Residential on-street parking permit
Those who live on a street marked Resident Parking Only or Resident Exempt can apply for a permit to park on the street. Parking decals are valid for one calendar year (January 1 to December 31) and can be purchased starting in December of the preceding year.
Two parking zones
A Resident Parking Only (RPO) zone is an on-street area where parking is restricted to those residents whose vehicles are registered to an address within the zone. Residents who qualify can park in the zone for up to 72 hours with a permit. Non-residents are not permitted to park within the RPO zone at any time.
A resident-exempt (RE) zone is an area where residents whose vehicles are registered to an address within that zone are exempt from the existing on-street parking restrictions for up to 72 hours. Non-residents can park within the RE zone if they observe the time restrictions.

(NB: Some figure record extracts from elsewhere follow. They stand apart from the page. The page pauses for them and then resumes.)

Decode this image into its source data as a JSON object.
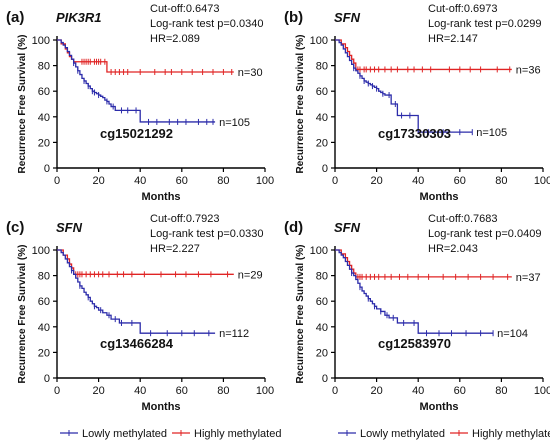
{
  "colors": {
    "low": "#2c2caa",
    "high": "#e02424",
    "axis": "#000000"
  },
  "chart_data": [
    {
      "type": "line",
      "panel": "(a)",
      "gene": "PIK3R1",
      "probe": "cg15021292",
      "stats": [
        "Cut-off:0.6473",
        "Log-rank test p=0.0340",
        "HR=2.089"
      ],
      "xlabel": "Months",
      "ylabel": "Recurrence Free Survival (%)",
      "xlim": [
        0,
        100
      ],
      "ylim": [
        0,
        100
      ],
      "xticks": [
        0,
        20,
        40,
        60,
        80,
        100
      ],
      "yticks": [
        0,
        20,
        40,
        60,
        80,
        100
      ],
      "series": [
        {
          "name": "Highly methylated",
          "color_key": "high",
          "n_label": "n=30",
          "x": [
            0,
            2,
            4,
            5,
            6,
            7,
            8,
            9,
            11,
            24,
            85
          ],
          "y": [
            100,
            97,
            93,
            90,
            87,
            85,
            83,
            83,
            83,
            75,
            75
          ],
          "censor_x": [
            12,
            13,
            14,
            15,
            16,
            18,
            19,
            20,
            21,
            23,
            26,
            28,
            30,
            32,
            34,
            40,
            47,
            52,
            55,
            60,
            65,
            70,
            75,
            80,
            84
          ]
        },
        {
          "name": "Lowly methylated",
          "color_key": "low",
          "n_label": "n=105",
          "x": [
            0,
            2,
            3,
            4,
            5,
            6,
            7,
            8,
            9,
            10,
            11,
            12,
            13,
            14,
            15,
            16,
            17,
            18,
            19,
            20,
            21,
            22,
            23,
            24,
            25,
            26,
            28,
            30,
            40,
            76
          ],
          "y": [
            100,
            98,
            96,
            94,
            91,
            88,
            85,
            82,
            79,
            76,
            73,
            70,
            68,
            66,
            64,
            62,
            60,
            59,
            58,
            57,
            56,
            55,
            53,
            52,
            50,
            48,
            45,
            45,
            36,
            36
          ],
          "censor_x": [
            8,
            10,
            13,
            15,
            17,
            18,
            20,
            24,
            27,
            31,
            34,
            38,
            44,
            48,
            54,
            58,
            62,
            68,
            72,
            75
          ]
        }
      ]
    },
    {
      "type": "line",
      "panel": "(b)",
      "gene": "SFN",
      "probe": "cg17330303",
      "stats": [
        "Cut-off:0.6973",
        "Log-rank test p=0.0299",
        "HR=2.147"
      ],
      "xlabel": "Months",
      "ylabel": "Recurrence Free Survival (%)",
      "xlim": [
        0,
        100
      ],
      "ylim": [
        0,
        100
      ],
      "xticks": [
        0,
        20,
        40,
        60,
        80,
        100
      ],
      "yticks": [
        0,
        20,
        40,
        60,
        80,
        100
      ],
      "series": [
        {
          "name": "Highly methylated",
          "color_key": "high",
          "n_label": "n=36",
          "x": [
            0,
            3,
            5,
            6,
            7,
            8,
            9,
            10,
            85
          ],
          "y": [
            100,
            97,
            94,
            91,
            88,
            85,
            82,
            77,
            77
          ],
          "censor_x": [
            11,
            12,
            14,
            15,
            17,
            19,
            21,
            24,
            27,
            30,
            35,
            38,
            42,
            46,
            55,
            60,
            65,
            70,
            78,
            84
          ]
        },
        {
          "name": "Lowly methylated",
          "color_key": "low",
          "n_label": "n=105",
          "x": [
            0,
            2,
            3,
            4,
            5,
            6,
            7,
            8,
            9,
            10,
            11,
            12,
            13,
            14,
            15,
            16,
            17,
            18,
            19,
            20,
            21,
            22,
            23,
            24,
            27,
            30,
            40,
            66
          ],
          "y": [
            100,
            98,
            96,
            93,
            90,
            87,
            84,
            81,
            78,
            76,
            74,
            72,
            70,
            68,
            67,
            66,
            65,
            64,
            63,
            62,
            60,
            59,
            58,
            57,
            50,
            41,
            28,
            28
          ],
          "censor_x": [
            9,
            12,
            14,
            16,
            18,
            20,
            23,
            26,
            29,
            32,
            36,
            45,
            52,
            60,
            66
          ]
        }
      ]
    },
    {
      "type": "line",
      "panel": "(c)",
      "gene": "SFN",
      "probe": "cg13466284",
      "stats": [
        "Cut-off:0.7923",
        "Log-rank test p=0.0330",
        "HR=2.227"
      ],
      "xlabel": "Months",
      "ylabel": "Recurrence Free Survival (%)",
      "xlim": [
        0,
        100
      ],
      "ylim": [
        0,
        100
      ],
      "xticks": [
        0,
        20,
        40,
        60,
        80,
        100
      ],
      "yticks": [
        0,
        20,
        40,
        60,
        80,
        100
      ],
      "series": [
        {
          "name": "Highly methylated",
          "color_key": "high",
          "n_label": "n=29",
          "x": [
            0,
            3,
            5,
            6,
            7,
            8,
            85
          ],
          "y": [
            100,
            96,
            93,
            89,
            86,
            81,
            81
          ],
          "censor_x": [
            9,
            10,
            11,
            12,
            14,
            16,
            18,
            20,
            22,
            25,
            29,
            32,
            36,
            42,
            50,
            57,
            62,
            68,
            74,
            82
          ]
        },
        {
          "name": "Lowly methylated",
          "color_key": "low",
          "n_label": "n=112",
          "x": [
            0,
            2,
            3,
            4,
            5,
            6,
            7,
            8,
            9,
            10,
            11,
            12,
            13,
            14,
            15,
            16,
            17,
            18,
            19,
            20,
            22,
            24,
            26,
            30,
            40,
            76
          ],
          "y": [
            100,
            98,
            96,
            93,
            90,
            87,
            84,
            81,
            78,
            75,
            72,
            70,
            67,
            65,
            63,
            60,
            58,
            56,
            55,
            53,
            51,
            49,
            46,
            43,
            35,
            35
          ],
          "censor_x": [
            7,
            11,
            15,
            18,
            21,
            25,
            28,
            31,
            36,
            45,
            53,
            60,
            66,
            73
          ]
        }
      ]
    },
    {
      "type": "line",
      "panel": "(d)",
      "gene": "SFN",
      "probe": "cg12583970",
      "stats": [
        "Cut-off:0.7683",
        "Log-rank test p=0.0409",
        "HR=2.043"
      ],
      "xlabel": "Months",
      "ylabel": "Recurrence Free Survival (%)",
      "xlim": [
        0,
        100
      ],
      "ylim": [
        0,
        100
      ],
      "xticks": [
        0,
        20,
        40,
        60,
        80,
        100
      ],
      "yticks": [
        0,
        20,
        40,
        60,
        80,
        100
      ],
      "series": [
        {
          "name": "Highly methylated",
          "color_key": "high",
          "n_label": "n=37",
          "x": [
            0,
            3,
            5,
            6,
            7,
            8,
            9,
            10,
            85
          ],
          "y": [
            100,
            97,
            94,
            91,
            88,
            85,
            82,
            79,
            79
          ],
          "censor_x": [
            11,
            12,
            13,
            15,
            17,
            19,
            21,
            24,
            27,
            31,
            35,
            40,
            45,
            52,
            58,
            64,
            70,
            76,
            83
          ]
        },
        {
          "name": "Lowly methylated",
          "color_key": "low",
          "n_label": "n=104",
          "x": [
            0,
            2,
            3,
            4,
            5,
            6,
            7,
            8,
            9,
            10,
            11,
            12,
            13,
            14,
            15,
            16,
            17,
            18,
            19,
            20,
            22,
            24,
            26,
            30,
            40,
            76
          ],
          "y": [
            100,
            98,
            96,
            94,
            91,
            88,
            85,
            82,
            80,
            77,
            74,
            71,
            68,
            66,
            64,
            62,
            60,
            58,
            56,
            54,
            52,
            49,
            47,
            43,
            35,
            35
          ],
          "censor_x": [
            8,
            12,
            16,
            19,
            22,
            25,
            28,
            33,
            38,
            44,
            50,
            56,
            63,
            70,
            76
          ]
        }
      ]
    }
  ],
  "legend": {
    "low_label": "Lowly methylated",
    "high_label": "Highly methylated"
  }
}
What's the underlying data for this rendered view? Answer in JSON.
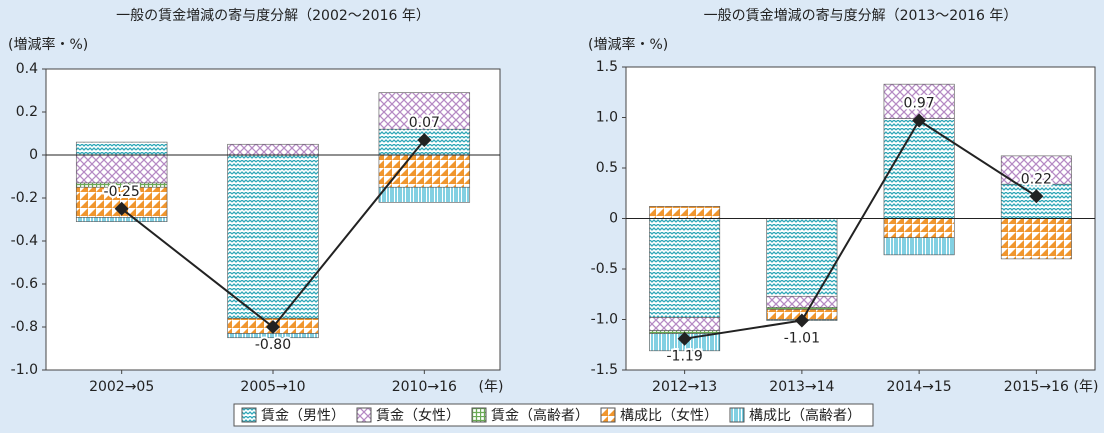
{
  "chart_data": [
    {
      "type": "bar",
      "title": "一般の賃金増減の寄与度分解（2002～2016 年）",
      "ylabel": "(増減率・%)",
      "x_unit": "(年)",
      "categories": [
        "2002→05",
        "2005→10",
        "2010→16"
      ],
      "ylim": [
        -1.0,
        0.4
      ],
      "yticks": [
        {
          "value": -1.0,
          "label": "-1.0"
        },
        -0.8,
        -0.6,
        -0.4,
        -0.2,
        0,
        0.2,
        0.4
      ],
      "series": [
        {
          "name": "賃金（男性）",
          "color": "#2fa7b8",
          "values": [
            0.06,
            -0.76,
            0.12
          ]
        },
        {
          "name": "賃金（女性）",
          "color": "#b58ac4",
          "values": [
            -0.13,
            0.05,
            0.17
          ]
        },
        {
          "name": "賃金（高齢者）",
          "color": "#6aaa55",
          "values": [
            -0.02,
            0,
            0
          ]
        },
        {
          "name": "構成比（女性）",
          "color": "#f0962e",
          "values": [
            -0.14,
            -0.07,
            -0.15
          ]
        },
        {
          "name": "構成比（高齢者）",
          "color": "#3fb6d2",
          "values": [
            -0.02,
            -0.02,
            -0.07
          ]
        }
      ],
      "line": {
        "color": "#222222",
        "values": [
          -0.25,
          -0.8,
          0.07
        ],
        "value_labels": [
          "-0.25",
          "-0.80",
          "0.07"
        ]
      }
    },
    {
      "type": "bar",
      "title": "一般の賃金増減の寄与度分解（2013～2016 年）",
      "ylabel": "(増減率・%)",
      "x_unit": "(年)",
      "categories": [
        "2012→13",
        "2013→14",
        "2014→15",
        "2015→16"
      ],
      "ylim": [
        -1.5,
        1.5
      ],
      "yticks": [
        -1.5,
        {
          "value": -1.0,
          "label": "-1.0"
        },
        -0.5,
        0,
        0.5,
        {
          "value": 1.0,
          "label": "1.0"
        },
        1.5
      ],
      "series": [
        {
          "color": "#2fa7b8",
          "values": [
            -0.98,
            -0.77,
            0.99,
            0.34
          ]
        },
        {
          "color": "#b58ac4",
          "values": [
            -0.13,
            -0.11,
            0.34,
            0.28
          ]
        },
        {
          "color": "#6aaa55",
          "values": [
            -0.03,
            -0.02,
            0,
            0
          ]
        },
        {
          "color": "#f0962e",
          "values": [
            0.12,
            -0.1,
            -0.19,
            -0.4
          ]
        },
        {
          "color": "#3fb6d2",
          "values": [
            -0.17,
            -0.01,
            -0.17,
            0
          ]
        }
      ],
      "line": {
        "color": "#222222",
        "values": [
          -1.19,
          -1.01,
          0.97,
          0.22
        ],
        "value_labels": [
          "-1.19",
          "-1.01",
          "0.97",
          "0.22"
        ]
      }
    }
  ]
}
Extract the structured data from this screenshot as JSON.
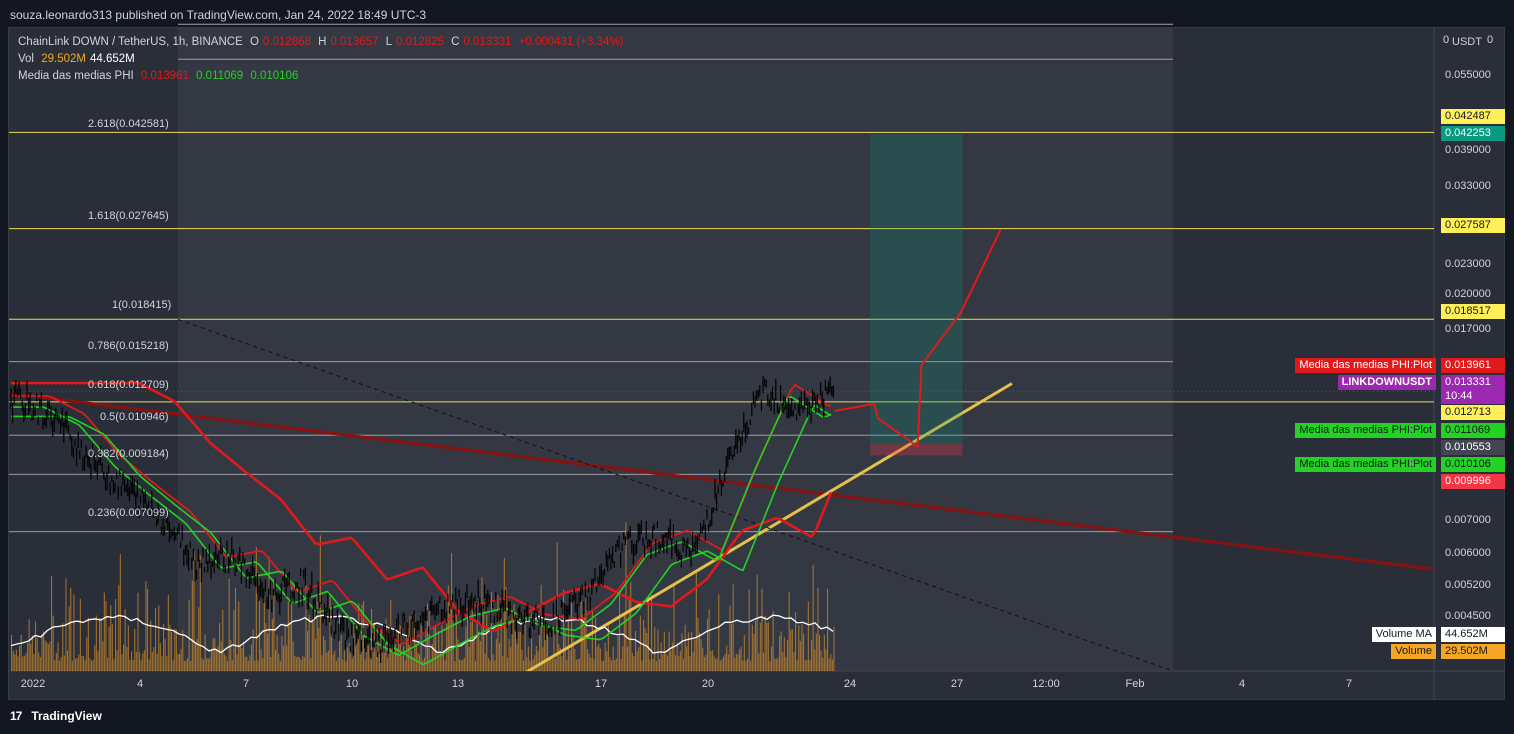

For specific questions about the regulatory changes, contact the service desk at eng@dnv.org or 604-990-2450.
Oliver says
with increased density, live is getting more complicated and requires government control and regulation. The high density shoe-box-living, glorified by the Marxist left, is a disaster. Without regards to infrastructure, health care, education and environment, politicians try to pressure increased pressure on densification
A. Caldwell says
Parking issues are a direct result of densification without enough on-site parking. This all suits the social engineers who are hard at work in self convinced fashion that they truly have the answer. That modest income and blue collar renters either don’t – or should not want automobiles.
Developers are then given a green light to build their chicken-coup little boxes without sufficient parking, all to the delight of enlightened socialists.
I believe this to be morally wrong, taking advantage of people’s economic situation as a means to design your own housing world order.
For myself, I prefer more of a live and let live approach which keeps all options open. Those who live in densified neighbourhoods, typically with transit nearby should also have reasonable access to personal-use vehicle parking (that’s enough on-site parking), thus allowing the individual to choose.
Neighbourhoods (and housing), designed – to be without – I believe, are much more likely to be your future ghetto’s.